Suncor Energy has made an unsolicited offer to acquire all of the outstanding shares of Canadian Oil Sands (COS) for about C$4.3bn ($3.2bn).
The total deal value is expected to rise up to $6.6bn ($5bn), as Suncor Energy has offered to assume $2.3bn of Canadian Oil Sands’ estimated outstanding net debt as of 30 June 2015.
As per the offer, Each COS shareholder is expected to get consideration of 0.25 of a Suncor share per COS share.
Suncor Energy president and CEO Steve Williams said: “By accepting this Offer, COS shareholders will become investors in Canada’s leading integrated energy company with 50 years of experience in oil sands operations and a track record of returning significant value to shareholders.
“We’re offering a significant premium to COS’ current market price and also providing exposure to a meaningful dividend increase.

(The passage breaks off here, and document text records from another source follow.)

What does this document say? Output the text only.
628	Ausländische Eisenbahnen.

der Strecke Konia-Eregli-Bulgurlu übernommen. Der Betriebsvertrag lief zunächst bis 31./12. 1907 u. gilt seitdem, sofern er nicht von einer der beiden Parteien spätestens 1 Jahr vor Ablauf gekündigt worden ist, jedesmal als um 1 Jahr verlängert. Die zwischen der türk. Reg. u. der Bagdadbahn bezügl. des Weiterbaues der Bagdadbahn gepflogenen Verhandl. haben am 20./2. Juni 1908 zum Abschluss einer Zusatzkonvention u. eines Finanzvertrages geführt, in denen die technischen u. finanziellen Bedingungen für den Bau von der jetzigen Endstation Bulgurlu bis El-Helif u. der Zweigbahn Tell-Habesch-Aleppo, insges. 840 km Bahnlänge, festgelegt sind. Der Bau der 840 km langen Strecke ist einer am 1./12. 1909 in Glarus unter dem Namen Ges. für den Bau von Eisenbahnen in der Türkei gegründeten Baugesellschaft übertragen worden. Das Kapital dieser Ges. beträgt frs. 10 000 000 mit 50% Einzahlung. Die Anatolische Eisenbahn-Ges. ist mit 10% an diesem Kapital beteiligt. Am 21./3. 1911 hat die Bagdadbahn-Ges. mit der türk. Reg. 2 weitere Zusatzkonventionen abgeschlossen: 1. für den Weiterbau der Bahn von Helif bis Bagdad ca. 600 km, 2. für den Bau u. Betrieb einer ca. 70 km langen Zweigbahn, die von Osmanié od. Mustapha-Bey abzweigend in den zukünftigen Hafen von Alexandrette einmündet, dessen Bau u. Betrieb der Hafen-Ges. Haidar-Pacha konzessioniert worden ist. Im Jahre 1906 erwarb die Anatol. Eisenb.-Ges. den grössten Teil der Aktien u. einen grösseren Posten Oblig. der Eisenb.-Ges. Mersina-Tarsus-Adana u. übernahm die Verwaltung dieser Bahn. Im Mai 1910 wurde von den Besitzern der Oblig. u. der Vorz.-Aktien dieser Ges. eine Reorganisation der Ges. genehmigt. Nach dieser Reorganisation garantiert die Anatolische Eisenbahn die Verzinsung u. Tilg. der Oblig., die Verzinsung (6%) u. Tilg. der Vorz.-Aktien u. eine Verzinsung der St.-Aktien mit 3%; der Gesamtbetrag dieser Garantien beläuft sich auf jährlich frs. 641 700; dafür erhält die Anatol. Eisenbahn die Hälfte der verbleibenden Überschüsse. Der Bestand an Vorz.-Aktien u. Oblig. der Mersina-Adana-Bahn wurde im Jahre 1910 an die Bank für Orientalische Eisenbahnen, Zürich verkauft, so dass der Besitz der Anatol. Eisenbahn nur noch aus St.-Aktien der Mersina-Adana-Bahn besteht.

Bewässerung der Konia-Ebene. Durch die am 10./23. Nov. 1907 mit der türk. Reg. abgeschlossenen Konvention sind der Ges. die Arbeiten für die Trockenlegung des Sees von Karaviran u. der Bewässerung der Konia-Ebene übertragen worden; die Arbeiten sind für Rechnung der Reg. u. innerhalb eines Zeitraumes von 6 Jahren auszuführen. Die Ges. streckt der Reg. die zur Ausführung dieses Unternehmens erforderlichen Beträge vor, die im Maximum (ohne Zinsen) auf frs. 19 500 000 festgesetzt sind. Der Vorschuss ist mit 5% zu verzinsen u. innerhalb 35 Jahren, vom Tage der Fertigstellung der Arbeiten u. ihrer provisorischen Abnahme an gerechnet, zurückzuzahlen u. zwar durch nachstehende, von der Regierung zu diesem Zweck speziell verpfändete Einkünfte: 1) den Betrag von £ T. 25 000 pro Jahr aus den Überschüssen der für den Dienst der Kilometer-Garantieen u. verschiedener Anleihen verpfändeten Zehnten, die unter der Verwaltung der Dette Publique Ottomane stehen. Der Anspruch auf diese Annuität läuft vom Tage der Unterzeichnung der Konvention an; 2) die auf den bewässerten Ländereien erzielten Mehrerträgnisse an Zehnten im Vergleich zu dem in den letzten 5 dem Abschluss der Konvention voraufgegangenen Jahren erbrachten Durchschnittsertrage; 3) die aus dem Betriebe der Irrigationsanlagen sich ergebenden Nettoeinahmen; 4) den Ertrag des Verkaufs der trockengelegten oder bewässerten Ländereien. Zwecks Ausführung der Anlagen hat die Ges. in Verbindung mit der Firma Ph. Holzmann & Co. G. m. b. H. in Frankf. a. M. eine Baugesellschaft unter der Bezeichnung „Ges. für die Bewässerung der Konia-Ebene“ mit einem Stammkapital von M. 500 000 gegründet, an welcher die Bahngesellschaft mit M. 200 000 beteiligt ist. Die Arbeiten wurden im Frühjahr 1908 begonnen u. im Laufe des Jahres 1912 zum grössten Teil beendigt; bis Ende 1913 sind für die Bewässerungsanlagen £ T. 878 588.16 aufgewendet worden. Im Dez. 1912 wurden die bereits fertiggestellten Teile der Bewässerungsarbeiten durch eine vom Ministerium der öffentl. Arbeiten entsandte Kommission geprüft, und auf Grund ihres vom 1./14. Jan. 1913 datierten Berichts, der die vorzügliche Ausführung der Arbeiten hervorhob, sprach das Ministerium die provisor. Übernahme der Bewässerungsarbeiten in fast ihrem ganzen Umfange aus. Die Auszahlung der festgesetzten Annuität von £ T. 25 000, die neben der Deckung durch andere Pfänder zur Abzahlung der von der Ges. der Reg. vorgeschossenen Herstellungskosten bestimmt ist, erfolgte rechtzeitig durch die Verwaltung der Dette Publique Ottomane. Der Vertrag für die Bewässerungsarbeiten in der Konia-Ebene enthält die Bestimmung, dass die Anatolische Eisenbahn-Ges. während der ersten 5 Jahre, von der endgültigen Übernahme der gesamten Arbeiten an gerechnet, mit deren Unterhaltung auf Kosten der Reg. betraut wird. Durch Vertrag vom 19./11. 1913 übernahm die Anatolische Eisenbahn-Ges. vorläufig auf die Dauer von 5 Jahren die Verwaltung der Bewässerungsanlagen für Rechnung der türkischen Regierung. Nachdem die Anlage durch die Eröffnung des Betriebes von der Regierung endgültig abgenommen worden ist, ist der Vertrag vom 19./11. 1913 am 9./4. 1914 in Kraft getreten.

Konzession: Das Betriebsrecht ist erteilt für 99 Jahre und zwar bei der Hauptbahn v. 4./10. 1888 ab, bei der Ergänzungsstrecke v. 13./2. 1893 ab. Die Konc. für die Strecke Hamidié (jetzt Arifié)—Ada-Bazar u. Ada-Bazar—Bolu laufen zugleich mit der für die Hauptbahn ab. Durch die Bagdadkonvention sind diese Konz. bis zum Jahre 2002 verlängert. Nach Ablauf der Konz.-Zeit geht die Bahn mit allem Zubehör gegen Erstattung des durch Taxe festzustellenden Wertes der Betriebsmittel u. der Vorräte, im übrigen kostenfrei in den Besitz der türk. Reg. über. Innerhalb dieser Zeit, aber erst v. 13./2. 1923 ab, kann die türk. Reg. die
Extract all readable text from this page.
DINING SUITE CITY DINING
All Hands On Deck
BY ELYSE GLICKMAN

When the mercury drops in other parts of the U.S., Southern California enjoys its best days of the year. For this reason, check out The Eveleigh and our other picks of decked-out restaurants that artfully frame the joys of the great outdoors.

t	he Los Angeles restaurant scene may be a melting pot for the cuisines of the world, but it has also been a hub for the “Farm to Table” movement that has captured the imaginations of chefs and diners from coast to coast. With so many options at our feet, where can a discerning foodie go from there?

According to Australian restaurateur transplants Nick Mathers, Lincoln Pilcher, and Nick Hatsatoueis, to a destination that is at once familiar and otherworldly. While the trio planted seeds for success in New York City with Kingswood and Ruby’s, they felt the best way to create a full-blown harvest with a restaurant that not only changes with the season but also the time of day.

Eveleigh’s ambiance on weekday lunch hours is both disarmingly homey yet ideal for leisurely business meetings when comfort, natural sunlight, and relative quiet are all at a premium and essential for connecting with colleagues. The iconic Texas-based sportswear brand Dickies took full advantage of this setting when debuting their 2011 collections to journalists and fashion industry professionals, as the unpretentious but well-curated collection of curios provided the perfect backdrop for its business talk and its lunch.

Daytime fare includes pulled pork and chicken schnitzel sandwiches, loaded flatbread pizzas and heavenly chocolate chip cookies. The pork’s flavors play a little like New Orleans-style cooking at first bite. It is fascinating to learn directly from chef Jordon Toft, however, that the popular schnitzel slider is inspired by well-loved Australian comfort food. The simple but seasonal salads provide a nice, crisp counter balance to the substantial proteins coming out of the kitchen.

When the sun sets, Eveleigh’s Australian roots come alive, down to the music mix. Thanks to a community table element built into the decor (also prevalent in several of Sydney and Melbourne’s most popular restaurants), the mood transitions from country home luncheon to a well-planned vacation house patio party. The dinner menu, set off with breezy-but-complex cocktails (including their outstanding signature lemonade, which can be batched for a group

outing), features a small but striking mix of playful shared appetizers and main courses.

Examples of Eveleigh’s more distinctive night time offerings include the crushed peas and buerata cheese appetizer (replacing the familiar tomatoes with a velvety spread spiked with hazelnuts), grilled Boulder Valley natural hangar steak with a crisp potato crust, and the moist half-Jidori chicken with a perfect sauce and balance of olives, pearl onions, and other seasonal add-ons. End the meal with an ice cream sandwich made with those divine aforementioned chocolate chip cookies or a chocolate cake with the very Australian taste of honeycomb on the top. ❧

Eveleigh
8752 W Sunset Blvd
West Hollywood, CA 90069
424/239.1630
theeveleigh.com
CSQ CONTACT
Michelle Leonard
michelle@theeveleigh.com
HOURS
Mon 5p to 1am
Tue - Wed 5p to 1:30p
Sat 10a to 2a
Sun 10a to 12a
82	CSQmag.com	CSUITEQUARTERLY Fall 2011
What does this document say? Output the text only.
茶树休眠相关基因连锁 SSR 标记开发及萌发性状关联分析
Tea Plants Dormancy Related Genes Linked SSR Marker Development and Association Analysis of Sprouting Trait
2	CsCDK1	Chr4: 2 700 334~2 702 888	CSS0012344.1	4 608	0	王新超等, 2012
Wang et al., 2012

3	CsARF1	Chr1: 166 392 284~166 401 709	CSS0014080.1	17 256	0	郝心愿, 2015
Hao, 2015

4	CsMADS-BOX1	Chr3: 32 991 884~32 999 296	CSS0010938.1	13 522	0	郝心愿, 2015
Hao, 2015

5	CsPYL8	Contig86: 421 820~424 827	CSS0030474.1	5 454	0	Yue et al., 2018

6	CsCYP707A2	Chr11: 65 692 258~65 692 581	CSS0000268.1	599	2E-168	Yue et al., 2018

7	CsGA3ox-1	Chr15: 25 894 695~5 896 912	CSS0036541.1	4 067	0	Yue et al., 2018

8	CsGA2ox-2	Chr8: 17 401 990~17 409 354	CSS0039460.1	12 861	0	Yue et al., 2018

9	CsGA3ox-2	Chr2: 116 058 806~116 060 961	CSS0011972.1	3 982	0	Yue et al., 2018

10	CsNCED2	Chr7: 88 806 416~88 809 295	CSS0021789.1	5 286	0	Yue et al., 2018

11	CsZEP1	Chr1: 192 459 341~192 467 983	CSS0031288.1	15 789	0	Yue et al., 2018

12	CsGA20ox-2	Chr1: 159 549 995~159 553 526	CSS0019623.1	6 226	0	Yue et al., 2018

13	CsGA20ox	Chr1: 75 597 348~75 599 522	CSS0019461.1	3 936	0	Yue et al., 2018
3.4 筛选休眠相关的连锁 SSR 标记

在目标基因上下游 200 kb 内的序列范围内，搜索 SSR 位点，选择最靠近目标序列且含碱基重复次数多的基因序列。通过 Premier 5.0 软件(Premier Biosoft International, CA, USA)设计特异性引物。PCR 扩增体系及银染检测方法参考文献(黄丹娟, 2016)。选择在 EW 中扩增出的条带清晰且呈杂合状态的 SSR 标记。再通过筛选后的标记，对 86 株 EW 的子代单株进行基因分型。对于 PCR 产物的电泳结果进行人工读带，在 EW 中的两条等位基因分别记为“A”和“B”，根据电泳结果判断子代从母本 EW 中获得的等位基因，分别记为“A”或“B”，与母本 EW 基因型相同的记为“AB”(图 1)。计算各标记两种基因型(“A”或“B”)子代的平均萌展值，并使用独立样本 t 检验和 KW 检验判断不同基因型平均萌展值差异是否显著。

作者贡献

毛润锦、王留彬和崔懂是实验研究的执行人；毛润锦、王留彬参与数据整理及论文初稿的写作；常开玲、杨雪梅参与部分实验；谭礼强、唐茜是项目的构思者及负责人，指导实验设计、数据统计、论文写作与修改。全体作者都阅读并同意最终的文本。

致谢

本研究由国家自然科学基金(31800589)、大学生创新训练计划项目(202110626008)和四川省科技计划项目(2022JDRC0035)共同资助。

We’re confident in the value this Offer provides to COS shareholders.”
The latest offer, which is subject to certain customary conditions, represents a significant premium of 43% based on the closing prices of the COS shares and the Suncor shares.
It would also result in an investment in an integrated energy company with significant liquidity and access to capital.
Suncor said it has structured the offer to meet the requirements of a ‘Permitted Bid’ under the existing shareholder rights plan of COS.
Including COS’ estimated outstanding net debt of C$2.3bn ($1.7bn) as at 30 June 2015, the total transaction value is about C$6.6bn ($5.03bn).
Responding to the Suncor offer, COS said that it would communicate a recommendation to shareholders soon, after reviewing the offer and related take-over bid circular.
COS holds a 36.74% interest in the Syncrude project, which produces light, sweet synthetic oil from Canada’s oil sands.